[30] Jusserand, idem. p. 193.
[31] Sorbière, Relation d'un voyage en Angleterre, 1664.
[32] Guide, pp. 156-58.
[33] Ibid. p. 293.
[34] Jusserand, op. cit.
CHAPTER II
Did Frenchmen Learn English in the Seventeenth Century?
It is generally supposed that no Frenchman before Voltaire's time ever took the trouble to learn English. Much evidence has been adduced in support of this opinion.
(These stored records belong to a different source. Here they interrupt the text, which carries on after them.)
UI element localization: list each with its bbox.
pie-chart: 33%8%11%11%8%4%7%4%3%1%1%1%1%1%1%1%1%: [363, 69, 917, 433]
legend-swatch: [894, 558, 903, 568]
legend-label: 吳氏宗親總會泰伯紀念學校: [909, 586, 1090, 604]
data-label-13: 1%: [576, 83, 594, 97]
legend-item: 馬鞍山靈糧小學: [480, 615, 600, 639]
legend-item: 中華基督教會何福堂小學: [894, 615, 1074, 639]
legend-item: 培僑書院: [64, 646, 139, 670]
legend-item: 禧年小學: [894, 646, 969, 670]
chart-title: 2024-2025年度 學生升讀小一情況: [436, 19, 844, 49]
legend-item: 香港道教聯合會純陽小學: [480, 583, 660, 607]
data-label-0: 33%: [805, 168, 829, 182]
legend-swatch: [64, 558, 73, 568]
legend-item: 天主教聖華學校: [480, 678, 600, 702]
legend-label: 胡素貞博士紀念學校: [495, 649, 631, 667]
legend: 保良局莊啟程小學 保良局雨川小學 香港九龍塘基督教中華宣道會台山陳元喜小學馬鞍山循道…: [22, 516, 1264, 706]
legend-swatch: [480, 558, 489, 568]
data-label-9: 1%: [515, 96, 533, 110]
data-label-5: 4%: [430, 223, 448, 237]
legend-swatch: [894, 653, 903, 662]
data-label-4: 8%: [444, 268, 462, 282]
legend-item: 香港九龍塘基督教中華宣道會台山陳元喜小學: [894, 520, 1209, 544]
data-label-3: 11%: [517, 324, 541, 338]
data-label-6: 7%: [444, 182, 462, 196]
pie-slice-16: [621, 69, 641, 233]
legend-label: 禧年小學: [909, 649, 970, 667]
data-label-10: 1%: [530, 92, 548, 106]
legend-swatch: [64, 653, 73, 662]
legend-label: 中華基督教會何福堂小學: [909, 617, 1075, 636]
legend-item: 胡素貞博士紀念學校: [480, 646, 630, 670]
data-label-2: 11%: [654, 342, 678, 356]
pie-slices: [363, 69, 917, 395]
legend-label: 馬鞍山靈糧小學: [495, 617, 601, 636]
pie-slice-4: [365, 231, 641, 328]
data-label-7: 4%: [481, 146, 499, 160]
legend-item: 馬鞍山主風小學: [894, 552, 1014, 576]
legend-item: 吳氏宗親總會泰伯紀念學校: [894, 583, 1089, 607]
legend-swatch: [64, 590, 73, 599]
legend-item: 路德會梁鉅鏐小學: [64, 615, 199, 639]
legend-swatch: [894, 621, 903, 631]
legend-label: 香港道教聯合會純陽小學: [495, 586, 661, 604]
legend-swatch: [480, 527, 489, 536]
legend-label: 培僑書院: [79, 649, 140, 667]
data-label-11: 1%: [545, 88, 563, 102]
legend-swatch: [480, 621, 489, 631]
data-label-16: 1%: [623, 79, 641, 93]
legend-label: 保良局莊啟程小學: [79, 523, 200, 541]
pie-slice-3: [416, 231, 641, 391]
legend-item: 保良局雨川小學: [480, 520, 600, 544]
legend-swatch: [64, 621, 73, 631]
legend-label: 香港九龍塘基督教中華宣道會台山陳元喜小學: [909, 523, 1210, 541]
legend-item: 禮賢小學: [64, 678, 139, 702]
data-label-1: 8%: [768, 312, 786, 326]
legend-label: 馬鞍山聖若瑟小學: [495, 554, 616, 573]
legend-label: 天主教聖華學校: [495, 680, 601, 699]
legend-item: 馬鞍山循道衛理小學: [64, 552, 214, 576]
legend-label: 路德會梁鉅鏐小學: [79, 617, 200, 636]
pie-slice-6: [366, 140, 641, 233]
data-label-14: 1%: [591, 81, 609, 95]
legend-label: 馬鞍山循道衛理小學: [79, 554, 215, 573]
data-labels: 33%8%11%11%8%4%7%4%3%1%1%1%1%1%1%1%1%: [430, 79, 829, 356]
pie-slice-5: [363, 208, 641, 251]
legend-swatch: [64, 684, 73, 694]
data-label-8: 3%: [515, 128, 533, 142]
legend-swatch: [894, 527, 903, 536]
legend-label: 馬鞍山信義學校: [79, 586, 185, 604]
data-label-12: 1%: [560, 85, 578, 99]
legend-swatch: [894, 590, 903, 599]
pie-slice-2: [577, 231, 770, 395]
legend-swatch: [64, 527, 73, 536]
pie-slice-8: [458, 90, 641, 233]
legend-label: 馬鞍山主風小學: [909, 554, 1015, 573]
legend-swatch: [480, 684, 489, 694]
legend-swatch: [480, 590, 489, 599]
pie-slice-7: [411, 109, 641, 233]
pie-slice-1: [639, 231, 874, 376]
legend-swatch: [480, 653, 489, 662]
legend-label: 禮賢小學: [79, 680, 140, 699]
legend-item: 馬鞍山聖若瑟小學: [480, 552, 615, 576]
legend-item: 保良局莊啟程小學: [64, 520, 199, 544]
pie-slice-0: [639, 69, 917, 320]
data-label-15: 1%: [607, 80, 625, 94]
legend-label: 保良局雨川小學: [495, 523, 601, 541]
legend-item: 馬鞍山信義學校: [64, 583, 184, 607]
In one of Florio's Anglo-Italian dialogues, an Italian traveller called upon to say what he thinks of English, answers that it is worthless beyond Dover.[35] In 1579, Jean Bernard, "English Secretary" to Henri III. of France, deplored the fact that English historians wrote in their mother-tongue, because no one understood them on the Continent.[36] Not one contributor to the Journal des Savans, then the best French literary paper, could read in 1665 the Transactions of the Royal Society. "It is a pity," wrote Ancillon in 1698, "that English writers write only in English, because foreigners are unable to make use of their works."[37] Misson, a French traveller, said: "The English think their language the finest in the world, though it is spoken only in their isle."[38] "I know by experience," wrote Dennis the critic in 1701, "that a man may travel over most of the western parts of Europe without meeting there foreigners who have any tolerable knowledge of English."[39] As late as 1718, Le Clerc regretted that only a very small number of Continental scholars knew English.[40] Those who had learned to speak it out of necessity, soon forgot it when they went back to France.[41]